Q. Tell me more about the Mediterranean Diet. My doctor suggested it, but I’m not sure where to start.
A. The Mediterranean Diet continues to make the list for the best overall diet. It is plant-based, easy to follow, heart-healthy, appropriate for people living with diabetes, and just a general healthful dietary pattern for anyone to follow.
The Mediterranean Diet is not necessarily a “diet” but a way of eating that emphasizes vegetables, beans, fruits, whole grains, healthful fats and fish. Traditionally, people who eat this way have a longer life expectancy with lower incidences of heart disease, diabetes, certain cancers and other diseases.
Research shows that the key to successfully adopting a more healthyful diet is to ensure it can be followed and sustained long term. People may be more successful with the Mediterranean Diet because it does not eliminate foods or entire food groups.

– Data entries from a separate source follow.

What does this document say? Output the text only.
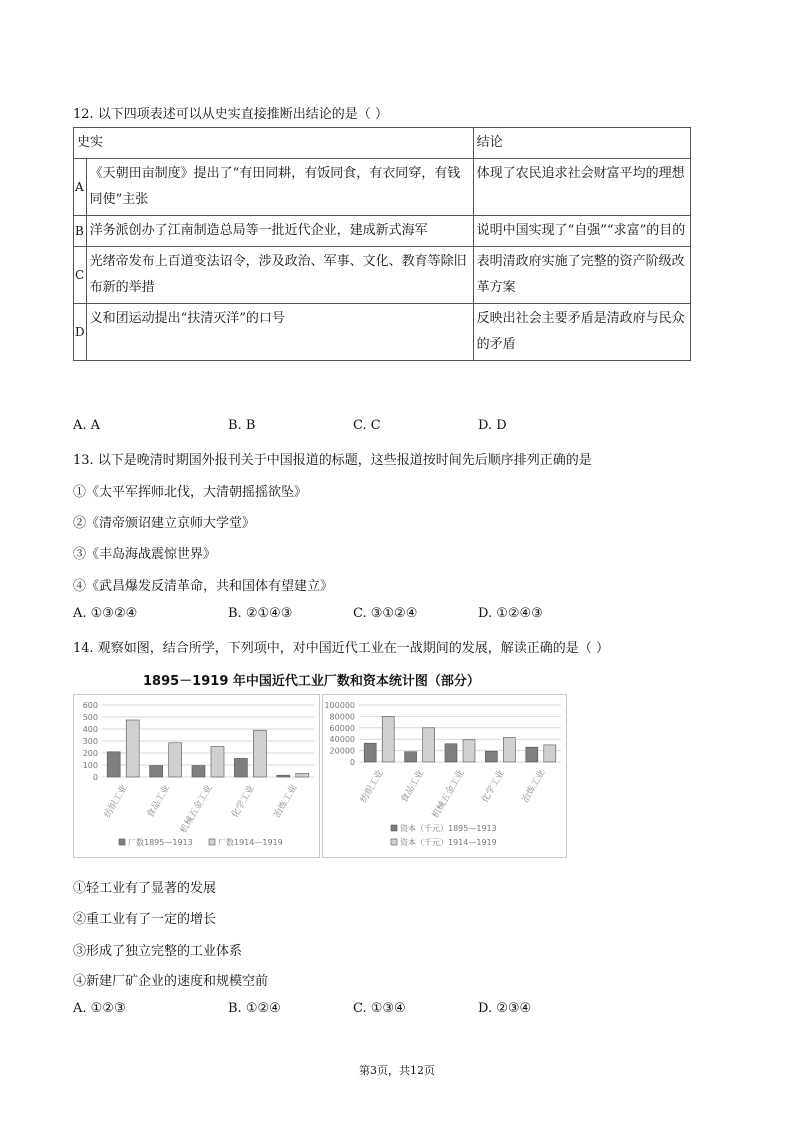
12. 以下四项表述可以从史实直接推断出结论的是（ ）
史实		结论
A	《天朝田亩制度》提出了“有田同耕，有饭同食，有衣同穿，有钱同使”主张	体现了农民追求社会财富平均的理想
B	洋务派创办了江南制造总局等一批近代企业，建成新式海军	说明中国实现了“自强”“求富”的目的
C	光绪帝发布上百道变法诏令，涉及政治、军事、文化、教育等除旧布新的举措	表明清政府实施了完整的资产阶级改革方案
D	义和团运动提出“扶清灭洋”的口号	反映出社会主要矛盾是清政府与民众的矛盾
A. A	B. B	C. C	D. D
13. 以下是晚清时期国外报刊关于中国报道的标题，这些报道按时间先后顺序排列正确的是
①《太平军挥师北伐，大清朝摇摇欲坠》
②《清帝颁诏建立京师大学堂》
③《丰岛海战震惊世界》
④《武昌爆发反清革命，共和国体有望建立》
A. ①③②④	B. ②①④③	C. ③①②④	D. ①②④③
14. 观察如图，结合所学，下列项中，对中国近代工业在一战期间的发展，解读正确的是（ ）
1895－1919 年中国近代工业厂数和资本统计图（部分）
600
500
400
300
200
100
0
纺织工业 食品工业 机械五金工业 化学工业 冶炼工业
厂数1895—1913	厂数1914—1919
100000
80000
60000
40000
20000
0
纺织工业 食品工业 机械五金工业 化学工业 冶炼工业
资本（千元）1895—1913
资本（千元）1914—1919
①轻工业有了显著的发展
②重工业有了一定的增长
③形成了独立完整的工业体系
④新建厂矿企业的速度和规模空前
A. ①②③	B. ①②④	C. ①③④	D. ②③④
第3页，共12页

Focus on these six key foods to choose more often when implementing the principles of a Mediterranean Diet. And don’t forget: Start small as you incorporate lifestyle changes to set yourself up for long-term success.
1. Make half your plate vegetables. Enjoy a variety of vegetables in salads, soups and sides. Aim for half your plate to be vegetables at most meals. You can even incorporate roasted vegetables into your breakfasts or add into most snack choices. Vegetables are nutrient-dense, full of antioxidants and fiber and low in calories, yet very filling and are associated with an abundance of better health outcomes.
2. Switch to whole grains. Brown rice, farro, and oatmeal are filling additions to a meal. When choosing bread, crackers, cereals and pasta, look to see that a whole grain is the first ingredient. Aim for a quarter of your plate to be a whole grain at most meals. Whole grains are nutrient-dense and higher in fiber; they have been shown to help with reductions in cholesterol and more balanced blood sugars.
3. Fill up on beans and lentils. Aim to enjoy a vegetarian meal once per week, and incorporate beans and lentils frequently into dishes while enjoying smaller portions of meat. Beans and lentils add a good source of protein and fiber, which is a filling combination, and may help reduce cholesterol and balance blood sugars. Fill a quarter of your plate with protein-rich foods like beans and lentils.
4. Eat seafood twice a week. Seafood provides essential omega-3 fats that are important for heart health. Aim for a serving the size of a quarter of your plate, twice per week.
5. Add a serving of healthy fats. Use olive oil or avocado oil for cooking and making vinaigrettes; enjoy a small handful of nuts, peanuts or sunflower seeds per day; add olives and avocados to dishes. Healthy fats are actually beneficial for cholesterol levels and heart health as well as being very satiating, helping you regulate your intake.
6. Eat fruit to end a meal. Fruit is the perfect sweet ending to a Mediterranean meal. Fruit is rich in antioxidants, nutrients and fiber and is associated with many better health outcomes. By enjoying a piece of fruit at the end of a protein-rich meal, blood sugar will remain more balanced too. Fresh, dried, canned and frozen fruit are all great options.